Keywords: Cholelithiasis, epidemiology,genetics,Cholesterol, genetics,Female, Genetic Predisposition to Disease, Human, Incidence, Male, Pedigree, Polymorphism (Genetics), Prognosis, Risk Factors,
J Postgrad Med 2002;48:149-52.
Gallstone disease is a major health problem worldwide, particularly in adult population. Incidence of the gallstone disease shows considerable geographical and regional variations. In United States, approximately 10-15% of adults have gallstones.
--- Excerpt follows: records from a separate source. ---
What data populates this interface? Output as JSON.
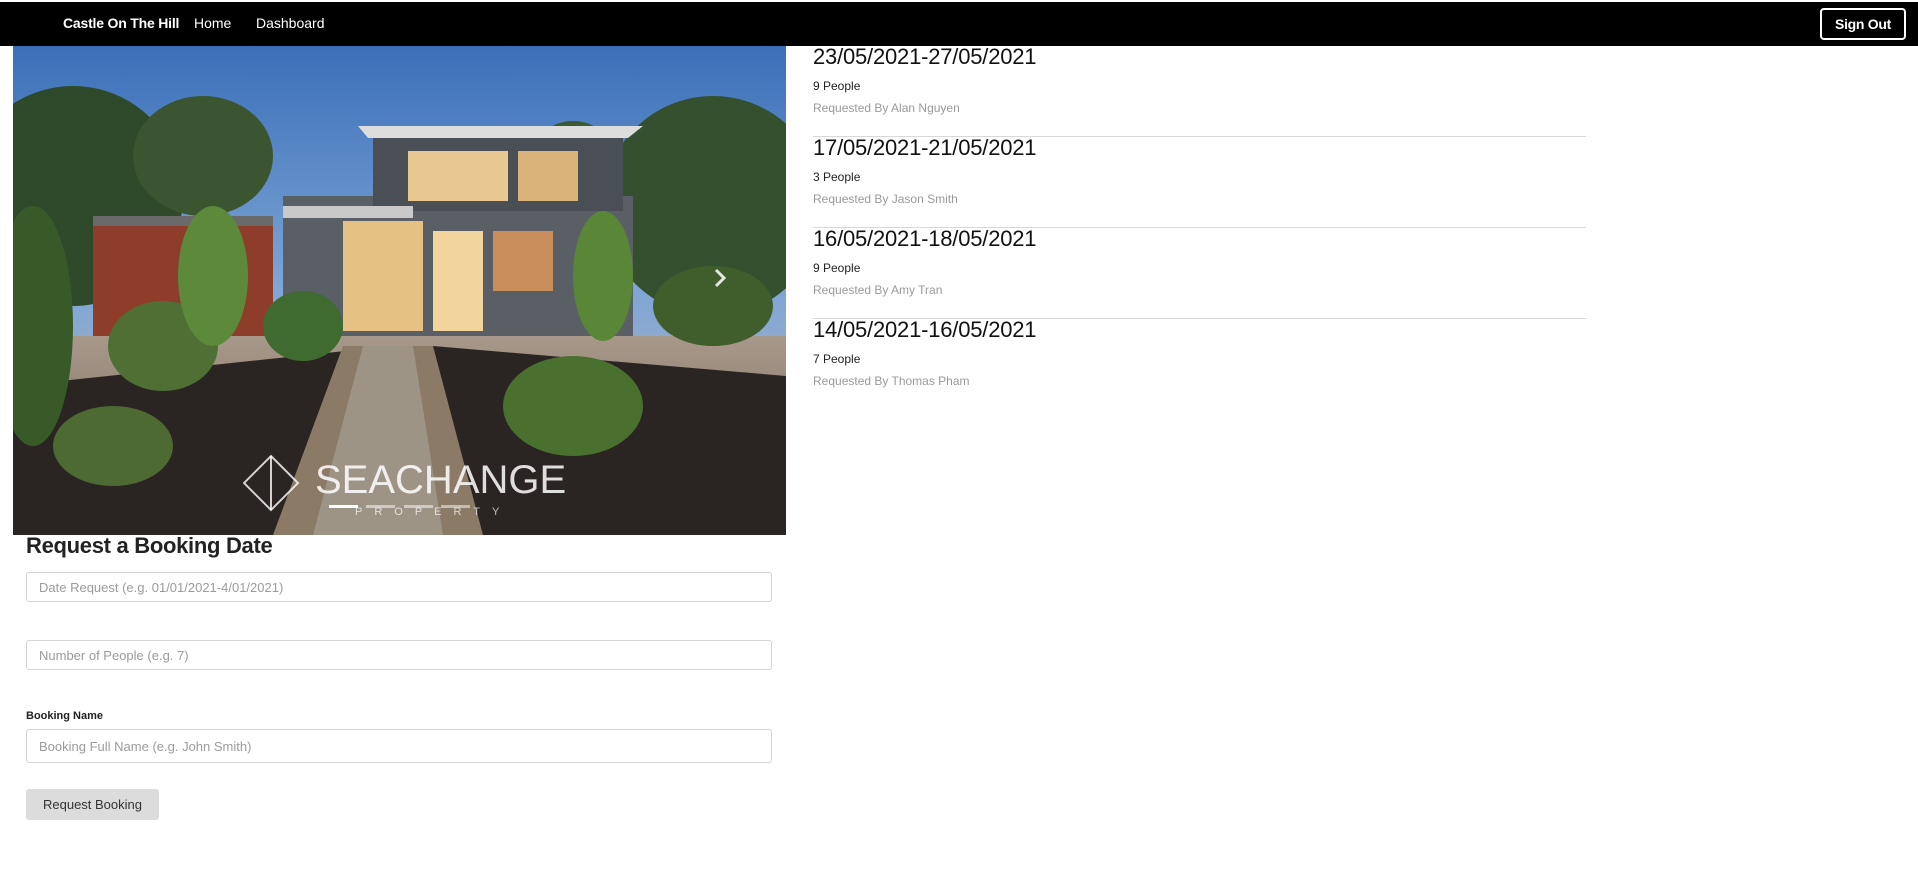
{
  "nav": {
    "brand": "Castle On The Hill",
    "links": [
      "Home",
      "Dashboard"
    ],
    "sign_out": "Sign Out"
  },
  "carousel": {
    "watermark_brand": "SEACHANGE",
    "watermark_sub": "PROPERTY",
    "slide_count": 4,
    "active_slide": 1,
    "next_icon": "chevron-right-icon"
  },
  "booking_form": {
    "title": "Request a Booking Date",
    "date_placeholder": "Date Request (e.g. 01/01/2021-4/01/2021)",
    "people_placeholder": "Number of People (e.g. 7)",
    "name_label": "Booking Name",
    "name_placeholder": "Booking Full Name (e.g. John Smith)",
    "submit_label": "Request Booking"
  },
  "bookings": [
    {
      "dates": "23/05/2021-27/05/2021",
      "people": "9 People",
      "requested_by": "Requested By Alan Nguyen"
    },
    {
      "dates": "17/05/2021-21/05/2021",
      "people": "3 People",
      "requested_by": "Requested By Jason Smith"
    },
    {
      "dates": "16/05/2021-18/05/2021",
      "people": "9 People",
      "requested_by": "Requested By Amy Tran"
    },
    {
      "dates": "14/05/2021-16/05/2021",
      "people": "7 People",
      "requested_by": "Requested By Thomas Pham"
    }
  ]
}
In Latin-American countries; the prevalence of gallstone disease is even higher (up to 50% in the adult women). Its occurrence has been found to be at least 6% in the adult population of North India. The risk of gallstone formation is associated with sex, obesity, age, family history and ethnic background of the individuals in the population., Gallstones are more common in women than men at all ages. The reason for considerable variation in gallstone disease in the population is complex because it involves the interaction of multiple genes with varied environmental factors. The present review will mainly highlight the genetic factors that may be involved in the formation of cholesterol gallstones.